他人が二人以上集まればそこに社会が生まれるわけです。

人はそれまで生きてきた中で見聞したもの、経験したこと、そのさまざまな情報がその人の考え方や物の見方を決定づけてしまうわけで、そう考えると、血のつながった兄弟姉妹であっても、親子であっても、まったく同じ考え方や物の見方はできないのです。ましてや血のつながっていない(一緒に過ごした時間が短い)他人同士が同じ方向を見て何かを共にやっていこうということになれば、それは様々な人間模様が湧いて出てくるわけです。

私もずいぶん若い頃に、ある経営者のカバン持ちのようなことをさせてもらっていたことがあり、その期間にその経営者や企業を取り巻く様々な人間模様、裏切り、背任、暴力、目と鼻の距離でたくさん見てきました。人は人を裏切る、そして、人は他人を裏切る瞬間、人は自分が裏切っていると思っていない。自分の利益のためなら人は人を裏切る。ということを学びました。

 

他人を裏切った事ありますか?

自分が正しいと思う行動をとったとき、それが裏切りになってしまうこともあります。この場合は本当に裏切ったことになるのか。自分が損をしてしまうと感じたとき、他人に損を擦り付けて平然としている人も多くいます。これは自らの損を回避するための行動であって、決して他人を裏切ったわけではないと心の底からそう思っているわけです。他人を陥れたのではなく、自分を助けたのだと。

私はいままで様々な裏切りを受けてきました。

じゃあ、おまえは他人を裏切ったことがないのかと問われれば、私はこう答えます。

私は、他人を裏切ったことがあります。

このまま今のコミュニティにいては自分の将来性を消してしまうのではないか、今のままの交友範囲を継続するのはコストに合わないのではないか、目の前の人は自分の正しさを認めさせようとするだけで知らぬ間に私を傷つけているのではないか、そう感じたとき、私はいきなり人間関係を絶ちます。そして、その私の行為を人は「裏切り」と呼びます。

私の裏切りとは、特に意見の相違や対立も無く、関係も良好だった人たちと突然関係を絶つ行為です。相手が間違っている、自分が間違っている、ということではなく、このまま関係を続けたとしたら、自分が利用される、自分が貶められる、自分が成長しないと感じた瞬間、私は他人を裏切ります。この選択は正しいのか、間違っているのか。

自分が正しいかどうかは分かりません。

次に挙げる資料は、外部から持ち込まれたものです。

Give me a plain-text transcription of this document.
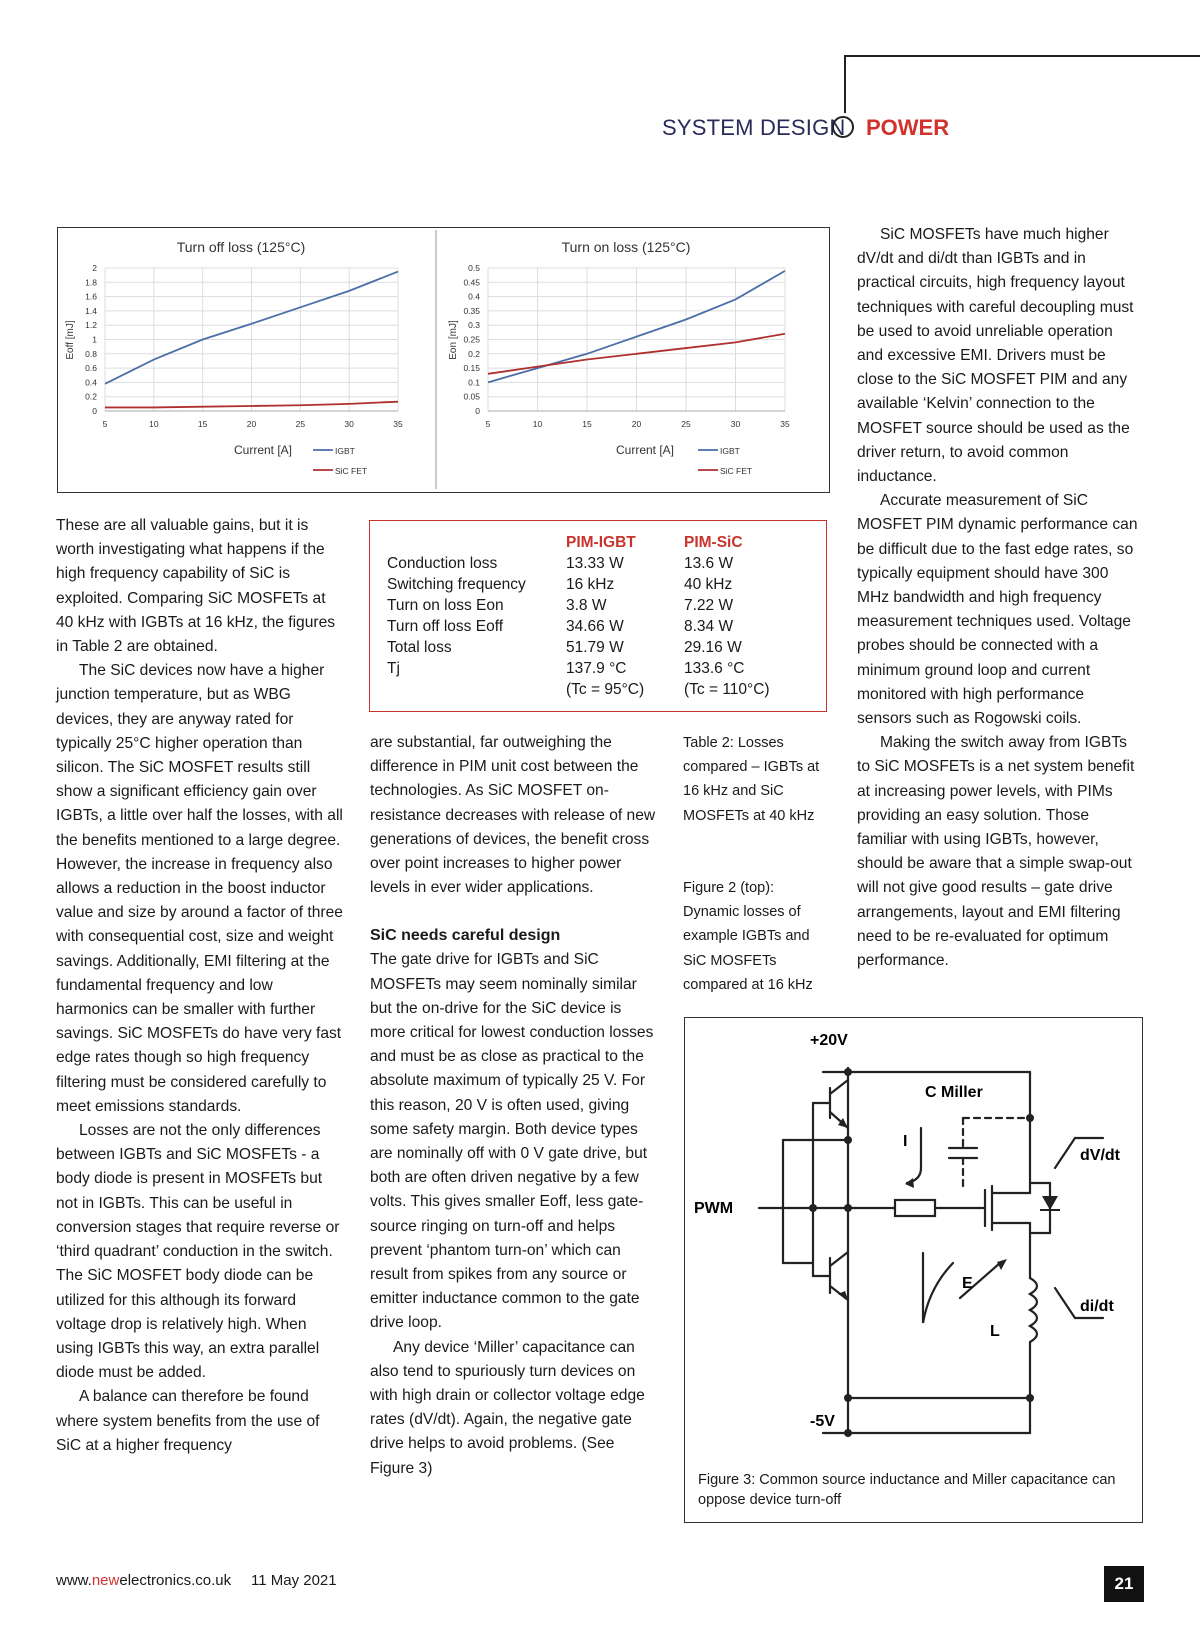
SYSTEM DESIGN POWER
0
0.2
0.4
0.6
0.8
1
1.2
1.4
1.6
1.8
2
5	10	15	20	25	30	35
IGBT
SiC FET
Turn off loss (125°C)
Current [A]
Eoff [mJ]
0
0.05
0.1
0.15
0.2
0.25
0.3
0.35
0.4
0.45
0.5
5	10	15	20	25	30	35
IGBT
SiC FET
Turn on loss (125°C)
Current [A]
Eon [mJ]

These are all valuable gains, but it is worth investigating what happens if the high frequency capability of SiC is exploited. Comparing SiC MOSFETs at 40 kHz with IGBTs at 16 kHz, the figures in Table 2 are obtained.

The SiC devices now have a higher junction temperature, but as WBG devices, they are anyway rated for typically 25°C higher operation than silicon. The SiC MOSFET results still show a significant efficiency gain over IGBTs, a little over half the losses, with all the benefits mentioned to a large degree. However, the increase in frequency also allows a reduction in the boost inductor value and size by around a factor of three with consequential cost, size and weight savings. Additionally, EMI filtering at the fundamental frequency and low harmonics can be smaller with further savings. SiC MOSFETs do have very fast edge rates though so high frequency filtering must be considered carefully to meet emissions standards.

Losses are not the only differences between IGBTs and SiC MOSFETs - a body diode is present in MOSFETs but not in IGBTs. This can be useful in conversion stages that require reverse or ‘third quadrant’ conduction in the switch. The SiC MOSFET body diode can be utilized for this although its forward voltage drop is relatively high. When using IGBTs this way, an extra parallel diode must be added.

A balance can therefore be found where system benefits from the use of SiC at a higher frequency

	PIM-IGBT	PIM-SiC
Conduction loss	13.33 W	13.6 W
Switching frequency	16 kHz	40 kHz
Turn on loss Eon	3.8 W	7.22 W
Turn off loss Eoff	34.66 W	8.34 W
Total loss	51.79 W	29.16 W
Tj	137.9 °C	133.6 °C
	(Tc = 95°C)	(Tc = 110°C)

are substantial, far outweighing the difference in PIM unit cost between the technologies. As SiC MOSFET on-resistance decreases with release of new generations of devices, the benefit cross over point increases to higher power levels in ever wider applications.

SiC needs careful design

The gate drive for IGBTs and SiC MOSFETs may seem nominally similar but the on-drive for the SiC device is more critical for lowest conduction losses and must be as close as practical to the absolute maximum of typically 25 V. For this reason, 20 V is often used, giving some safety margin. Both device types are nominally off with 0 V gate drive, but both are often driven negative by a few volts. This gives smaller Eoff, less gate-source ringing on turn-off and helps prevent ‘phantom turn-on’ which can result from spikes from any source or emitter inductance common to the gate drive loop.

Any device ‘Miller’ capacitance can also tend to spuriously turn devices on with high drain or collector voltage edge rates (dV/dt). Again, the negative gate drive helps to avoid problems. (See Figure 3)

Table 2: Losses compared – IGBTs at 16 kHz and SiC MOSFETs at 40 kHz
Figure 2 (top): Dynamic losses of example IGBTs and SiC MOSFETs compared at 16 kHz

SiC MOSFETs have much higher dV/dt and di/dt than IGBTs and in practical circuits, high frequency layout techniques with careful decoupling must be used to avoid unreliable operation and excessive EMI. Drivers must be close to the SiC MOSFET PIM and any available ‘Kelvin’ connection to the MOSFET source should be used as the driver return, to avoid common inductance.

Accurate measurement of SiC MOSFET PIM dynamic performance can be difficult due to the fast edge rates, so typically equipment should have 300 MHz bandwidth and high frequency measurement techniques used. Voltage probes should be connected with a minimum ground loop and current monitored with high performance sensors such as Rogowski coils.

Making the switch away from IGBTs to SiC MOSFETs is a net system benefit at increasing power levels, with PIMs providing an easy solution. Those familiar with using IGBTs, however, should be aware that a simple swap-out will not give good results – gate drive arrangements, layout and EMI filtering need to be re-evaluated for optimum performance.

+20V
-5V
PWM
C Miller
I
E
L
dV/dt
di/dt
Figure 3: Common source inductance and Miller capacitance can oppose device turn-off
www.newelectronics.co.uk 11 May 2021	21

正しいかどうかの答えなどこの世に存在しないと思っているからです。正しさは人それぞれに正解が異なります。

今の自分を見ると、他人を裏切った行為は正しかったという解釈もできます。心の平穏が得られたからです。私に裏切られたと感じている人は私が失敗すれば良いと常に呪いをかけていると思います。しかし私にはその呪いが効きません。なぜならその人との関係を断ち切っているからです。

 

人は常に正しく、常に間違っている。

自分は常に正しくて、他人はすべて間違っている。ということではなく、人は常に正しくて、同時に常に間違っているのです。

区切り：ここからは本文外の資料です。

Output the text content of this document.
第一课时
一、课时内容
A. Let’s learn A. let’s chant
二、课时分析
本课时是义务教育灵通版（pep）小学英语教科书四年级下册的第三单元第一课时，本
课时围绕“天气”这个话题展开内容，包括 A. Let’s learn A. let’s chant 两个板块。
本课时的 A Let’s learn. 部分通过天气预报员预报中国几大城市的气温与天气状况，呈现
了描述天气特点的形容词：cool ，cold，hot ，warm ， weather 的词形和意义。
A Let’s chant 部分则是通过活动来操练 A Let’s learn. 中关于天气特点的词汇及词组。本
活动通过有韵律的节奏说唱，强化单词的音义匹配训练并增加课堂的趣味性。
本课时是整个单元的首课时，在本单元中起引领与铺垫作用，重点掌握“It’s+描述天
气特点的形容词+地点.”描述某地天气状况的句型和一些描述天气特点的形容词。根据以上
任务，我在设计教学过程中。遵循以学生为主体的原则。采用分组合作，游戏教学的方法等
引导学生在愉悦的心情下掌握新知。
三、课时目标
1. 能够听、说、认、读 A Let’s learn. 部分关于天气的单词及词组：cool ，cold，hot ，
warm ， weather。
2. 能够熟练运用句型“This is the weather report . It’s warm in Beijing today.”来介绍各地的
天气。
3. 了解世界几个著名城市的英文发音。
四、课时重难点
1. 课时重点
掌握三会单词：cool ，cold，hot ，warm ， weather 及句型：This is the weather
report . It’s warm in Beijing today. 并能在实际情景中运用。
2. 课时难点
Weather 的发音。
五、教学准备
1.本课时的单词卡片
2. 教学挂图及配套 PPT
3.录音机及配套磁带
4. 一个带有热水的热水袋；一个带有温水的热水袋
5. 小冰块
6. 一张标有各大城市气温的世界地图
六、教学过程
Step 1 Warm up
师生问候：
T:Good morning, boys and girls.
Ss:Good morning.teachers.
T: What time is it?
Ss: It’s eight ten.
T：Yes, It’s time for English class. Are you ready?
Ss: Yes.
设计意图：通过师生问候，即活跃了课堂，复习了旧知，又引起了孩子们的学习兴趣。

人はそれまで生きてきた中で見聞したもの、経験したこと、そのさまざまな情報がその人の考え方や物の見方を決定づけてしまうわけです。ですから、同じ考え、同じ物の見方は決して出来ません。

そんな前提の中でも、他人同士手を携えて取り組まないと出来ないことも多くあります。そういうとき、私たちはどのような考え方でどのような行動を取ればいいのでしょうか。

私は常に、あの時は自分を守るためにあのコミュニティを裏切ったのだと忘れないようにしています。そして、同じような過ちを繰り返さないためにも、人間関係を築き始める瞬間を慎重に迎えるようにしています。

後味の悪い人間関係の断絶を経験すると、人間が卑しくなります。それを繰り返していると、人は嘘つきになります。自分は悪くない、自分は正しいと思うことだけが救いになってしまった人、自分を正当化することだけに人生の大半の時間を使って、本当の自分を失ってしまった人。そういう人をたくさん見てきました。

自分の胸に手を当てて、自分に嘘偽りがないか、他人に対して常に誠実でいられるか、という問いを心がけています。たとえそれが他人にとって不誠実と受け止められても、相手のことを思いやります。そして相手が自分のことを思いやっていないと知ったとき、私は相手を裏切ります。

おまえは他人を裏切ったことがないのかと問われれば、私は、他人を裏切ったことがあると答えます。私の中の裏切りとは、コミュニティとの決別です。新しい場所への一歩を踏み出すために、すべてを捨てることです。それが過ちだったのかどうかは、その後の、これからの自分の生き方で証明するしか無いと思っています。